Personal information
- Full name: Jorge Villalpando Romo
- Date of birth: 13 March 1985 (age 41)
- Place of birth: Mexico City, Mexico
- Height: 1.76 m (5 ft 9+1⁄2 in)
- Position: Goalkeeper

Team information
- Current team: Inter Toronto (general manager)

Senior career*
- Years: Team / Apps / (Gls)
- 2005–2009: Puebla / 94 / (0)
- 2010–2011: Chiapas / 28 / (0)
- 2011: → Toluca (loan) / 0 / (0)
- 2012: → Atlas (loan) / 1 / (0)
- 2012–2013: → Atlante (loan) / 33 / (0)
- 2013–2014: Puebla / 34 / (0)
- 2014: → Pachuca (loan) / 0 / (0)
- 2015: → Morelia (loan) / 4 / (0)
- 2015–2017: Chiapas / 14 / (0)
- 2017–2018: Lobos BUAP / 14 / (0)
- Total:  / 222 / (0)

Managerial career
- 2021–2022: Tlaxcala (goalkeeping coach)
- 2022: Tlaxcala (Interim)
- 2022–2023: Tlaxcala

= Jorge Villalpando =

Mexican footballer (born 1985)

Jorge Villalpando Romo (/es/, born 13 March 1985) is a Mexican former professional footballer who played as a goalkeeper. He currently serves as the General Manager of Canadian Premier League Inter Toronto FC.

==Club career==

===Puebla===
Although he has been in the first team since 2005, he made his professional debut in the Primera División (First Division) until the Apertura 2007 tournament on October 21 against Toluca. It was Puebla's first tournament after returning to the First Division when relegated to the Liga de Ascenso during the Clausura 2005 tournament. The game resulted in a 0–2 loss for Puebla.

===Loan spells===
Villalpando has been out on loan to multiple Liga MX clubs from his parent club, Morelia.
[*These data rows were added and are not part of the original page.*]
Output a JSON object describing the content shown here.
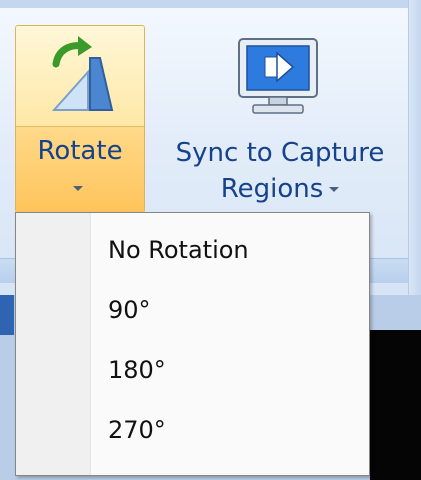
{
  "ribbon": {
    "rotate_button": {
      "label": "Rotate",
      "icon": "rotate-icon"
    },
    "sync_button": {
      "label_line1": "Sync to Capture",
      "label_line2": "Regions",
      "icon": "monitor-sync-icon"
    }
  },
  "rotate_menu": {
    "items": [
      {
        "label": "No Rotation"
      },
      {
        "label": "90°"
      },
      {
        "label": "180°"
      },
      {
        "label": "270°"
      }
    ]
  },
  "colors": {
    "ribbon_text": "#15428b",
    "highlight_top": "#fff7d8",
    "highlight_bottom": "#ffc45a",
    "menu_bg": "#fafafa"
  }
}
In 2017 Jorge Villalpando was signed by Lobos BUAP recently promoted to la Liga MX from the ascenso mx he became regular starter then was demoted from 1st choice keeper to the bench Jose Antonio Rodriguez loaned from chivas de Guadalajara took over the starting position.

==International career==
Villalpando was chosen by Hugo Sánchez to play for the Mexico national team but he did not see any action.

==Post-playing career==
In January 2024, Villalpando was named technical and sporting director of Canadian Premier League side York United FC. In November 2024, he was promoted to the title of General Manager.